Democrats’ transportation package in the Washington state Legislature, as of Feb. 9, spends lots of money. It also makes new policy.
Here are five points House and Senate Democrats didn’t make about the content of Move Ahead Washington.
■ It’s pay-as-you-go. Without bonding of a gas tax hike, there’s no locked-in revenue stream for the duration. Federal dollars run out in five years. Cap-and-trade receipts look certain now, but change happens. That $2 billion contribution from the general fund (or reserves?) is seed money and will go quickly.
■ It recycles dollars. Annual transfers of $31 million are required for 13 years starting in 2026. That money will come from sales tax paid on projects funded through the package.
■ It expands use of traffic-enforcement cameras near schools, parks and hospitals, and requires cities to split a portion of fines 50-50 with the state. The language mirrors legislation which died in the House transportation committee.
■ It sets the stage for higher tolls on I-405 and Highway 167 express lanes. It wants the state transportation commission to “reevaluate options at least every two years” to ensure cars average 45 miles an hour at least 90% of the time in peak travel periods. Toll rates are the commission’s purview.
■ It upholds an Inslee veto that the Legislature is challenging in court. When Inslee signed the low carbon fuel standard bill in May, he crossed out paragraphs tying the start of enforcement with passage of a transportation package containing a gas tax increase. In December, the Legislature sued the governor, alleging the veto of a subsection exceeded his authority.

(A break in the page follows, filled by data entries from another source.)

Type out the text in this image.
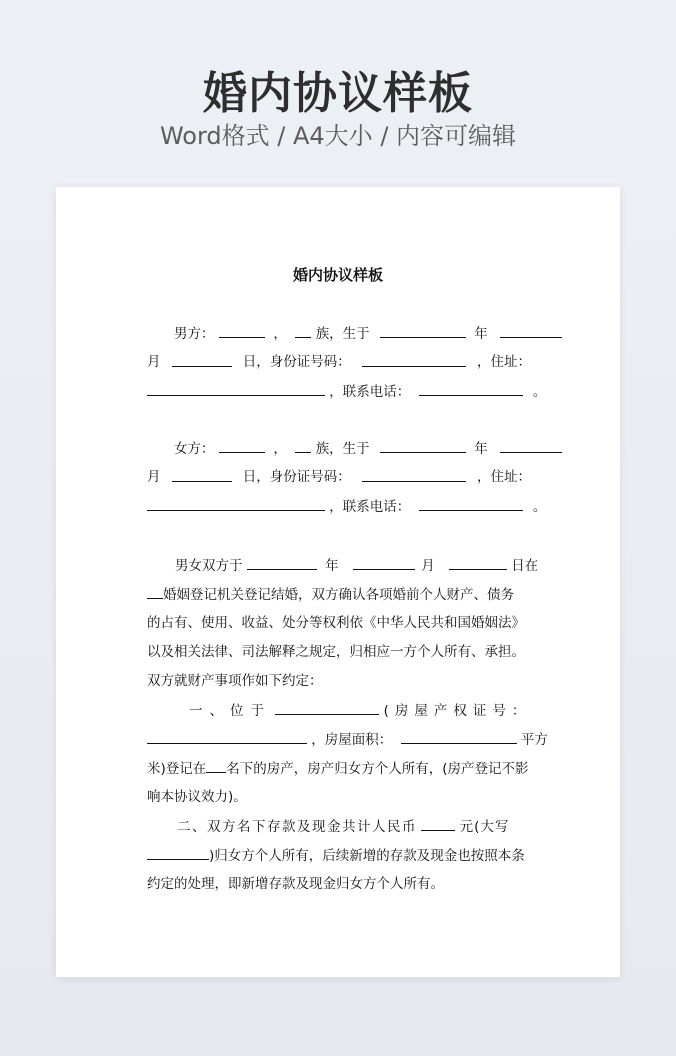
婚内协议样板
Word格式 / A4大小 / 内容可编辑
婚内协议样板
男方：	， 族，生于	年
月	日，身份证号码：	，住址：
，联系电话：	。
女方：	， 族，生于	年
月	日，身份证号码：	，住址：
，联系电话：	。
男女双方于	年	月	日在
婚姻登记机关登记结婚，双方确认各项婚前个人财产、债务
的占有、使用、收益、处分等权利依《中华人民共和国婚姻法》
以及相关法律、司法解释之规定，归相应一方个人所有、承担。
双方就财产事项作如下约定：
一、位于	(房屋产权证号：
，房屋面积：	平方
米)登记在 名下的房产，房产归女方个人所有，(房产登记不影
响本协议效力)。
二、双方名下存款及现金共计人民币	元(大写
)归女方个人所有，后续新增的存款及现金也按照本条
约定的处理，即新增存款及现金归女方个人所有。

With Move Ahead, Democrats are moving on. They’ve cobbled language from the clean fuel standard law, absent the linkage they wrote last year and are fighting in court to retain.
Pencils down
Washington’s new legislative and congressional district maps are finished.
On Tuesday, the state Senate approved roughly 75 small adjustments to lines drawn by the Redistricting Commission. Since the House did the same last week, the once-a-decade process is completed, barring legal challenges.
While the House acted with near unanimity, the Senate didn’t. Its 35-14 vote just cleared the two-thirds requirement for passage.
Members of both parties had sharp words in the floor debate.
Democrat Sen. Rebecca Saldana of Seattle criticized commissioners for creating a map for legislative districts that may blunt the voice of Latin voters in violation of federal voting rights laws — the central argument of a pending lawsuit.
Republican Sen. Brad Hawkins of East Wenatchee blasted commissioners for carving up his 12th District in ways roundly opposed by residents. His newly drawn district will stretch across the mountains into Snohomish County.
“They produced a final product that didn’t in any way reflect public comment from my district,” he said. “I’m pretty disgusted with what happened.”